Le licenciement infligé au caissier par le « mystery shopper » : discriminatoire et fondé sur un test illégitime et persécuteur

Une fois le caissier retourné chez lui, il avait reçu une lettre de contestation disciplinaire et ensuite, après la présentation de ses justifications, avait été licencié pour faute grave. 
La « faute grave » du licenciement infligé à M. X i consistait dans le non-enregistrement du montant exacte, égal à 105,75 euros et résultant des petits articles « cachés » et insérés dans les produits passés en caisse. 

Selon la perspective de la Société, « le non-enregistrement du montant exacte de la part du caissier, malgré la formation impartie et l’expérience professionnelle acquise par ce dernier, constitue un manquement grave aux obligations contractuelles et une violation des procédures de l’entreprise, avec des répercussions économiques et gestionnaires potentielles pour les entreprises »

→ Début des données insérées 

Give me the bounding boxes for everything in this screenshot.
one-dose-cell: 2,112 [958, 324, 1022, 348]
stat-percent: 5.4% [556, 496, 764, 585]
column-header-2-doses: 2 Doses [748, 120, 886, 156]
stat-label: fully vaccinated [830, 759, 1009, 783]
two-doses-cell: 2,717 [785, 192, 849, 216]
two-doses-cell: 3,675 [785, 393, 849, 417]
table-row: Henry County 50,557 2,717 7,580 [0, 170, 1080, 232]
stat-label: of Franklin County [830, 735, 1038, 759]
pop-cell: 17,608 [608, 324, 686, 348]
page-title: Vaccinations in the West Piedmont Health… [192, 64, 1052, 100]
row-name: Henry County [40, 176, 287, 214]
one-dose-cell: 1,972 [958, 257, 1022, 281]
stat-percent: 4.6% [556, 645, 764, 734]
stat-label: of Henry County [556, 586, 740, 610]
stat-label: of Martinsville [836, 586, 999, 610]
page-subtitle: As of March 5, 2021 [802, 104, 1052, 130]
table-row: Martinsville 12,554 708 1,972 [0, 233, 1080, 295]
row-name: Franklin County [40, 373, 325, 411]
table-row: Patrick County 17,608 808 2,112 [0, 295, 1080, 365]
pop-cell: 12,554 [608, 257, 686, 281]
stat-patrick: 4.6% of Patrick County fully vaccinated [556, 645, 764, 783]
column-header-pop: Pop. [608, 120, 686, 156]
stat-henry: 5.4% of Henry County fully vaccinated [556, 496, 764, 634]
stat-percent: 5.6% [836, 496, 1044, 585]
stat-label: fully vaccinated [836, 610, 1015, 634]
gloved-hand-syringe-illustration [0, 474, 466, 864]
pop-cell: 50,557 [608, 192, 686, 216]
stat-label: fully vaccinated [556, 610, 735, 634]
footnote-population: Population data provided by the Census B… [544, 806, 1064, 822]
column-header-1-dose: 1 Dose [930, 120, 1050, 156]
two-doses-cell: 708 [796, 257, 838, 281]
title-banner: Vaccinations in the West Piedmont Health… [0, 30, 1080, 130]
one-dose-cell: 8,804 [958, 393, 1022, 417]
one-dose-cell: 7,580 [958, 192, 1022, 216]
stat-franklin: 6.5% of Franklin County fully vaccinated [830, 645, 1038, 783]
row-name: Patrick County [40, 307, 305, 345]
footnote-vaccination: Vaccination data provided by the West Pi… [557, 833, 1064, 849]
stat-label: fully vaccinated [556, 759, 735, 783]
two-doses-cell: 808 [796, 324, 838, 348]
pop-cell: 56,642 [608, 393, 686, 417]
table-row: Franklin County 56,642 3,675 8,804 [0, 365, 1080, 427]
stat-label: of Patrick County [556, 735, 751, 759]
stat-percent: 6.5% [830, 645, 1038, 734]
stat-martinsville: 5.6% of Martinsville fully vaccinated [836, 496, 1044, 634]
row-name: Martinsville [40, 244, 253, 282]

Le Juge a exprimé un avis différent, en considérant le licenciement comme illégitime et surtout comme discriminatoire. 
Tout d’abord, le « test du chariot » sur lequel était fondé le licenciement, a été jugé comme illégitime et « persécutoire » à l’égard du caissier, car il avait été le seul salarié parmi les autres du PAM Panorama qui avait été soumis au test pout la deuxième fois au cours de la même année.
En plus, le test du chariot a été jugé comme contraire à l’article 2087 du code civil italien, qui prévoit l’obligation de l’employeur de protéger l'intégrité physique et la personnalité morale des travailleurs en adoptant les mesures appropriées.
Le test auquel le caissier avait été soumis était donc préjudiciable à sa santé physique et mentale, car il lui avait causé une forte agitation.
En d’autres termes, c’était le « comportement artificiel de l'auteur » c’est-à-dire du « mystery shopper », qui avait induit la victime en erreur. 

Concernant le licenciement infligé au caissier, il a été jugé comme discriminatoire sous plusieurs aspects : 
-    Trois travailleurs âgés (parmi lesquels M. X., de 62 ans), ayant une ancienneté de service considérable ont été licenciés. 
-    Les trois travailleurs avaient reçu les derniers mois des contestations disciplinaires pour des griefs de moindre gravité (M. X avait déjà été destinataire d’un reproche écrit). 
-    Uniquement M. X. avait été soumis au test du chariot pour la deuxième fois, même s'il l'avait réussi la première fois.

En outre, la Société avait affirmé son intention d’ « encourager des opérations de renouvellement générationnel » : de cette manière, elle avait admis son intention de se débarrasser d’un salarié âgé. 

Un autre aspect important qui a été souligné par le Juge est celui selon lequel le contrôle et la surveillance des marchandises, dans le cadre de la lutte contre la fraude, attendues par le « test du chariot » ne faisaient pas partie des tâches contractuelles du caissier. 

En conclusion, le licenciement du caissier a été jugé nul et non avenu et le Juge a donc condamné la Société à réintégrer en service le caissier et à indemniser le préjudice subi par le salarié du fait du licenciement. 

Les implications de l’arrêt en matière de droit du travail et de protection des données personnelles 

Pour conclure, quelques observations sur les implications de l’arrêt en matière de droit du travail et en matière de protection des données personnelles. 

Côté droit du travail, nous avons déjà vu les implications du contrôle exercé par le « mystery shopper » sur l’activité du salarié, conformément au Statut des travailleurs. 

En ce qui concerne la protection des données personnelles, en ligne de principe, le salarié soumis au « test du chariot » devrait être informé de toutes les activités de traitement des données personnelles effectuées par l’employeur. 

En effet, le « mystery shopper » recueille des informations sur le comportement, le travail et la performance du caissier, puis transmet ces informations à l'entreprise. 

Le fait que le contrôle effectué par le « client invisible » doive nécessairement être « surprise », pour que le comportement du salarié soit authentique et spontané, pose un problème évident de transparence vis-à-vis des salariés.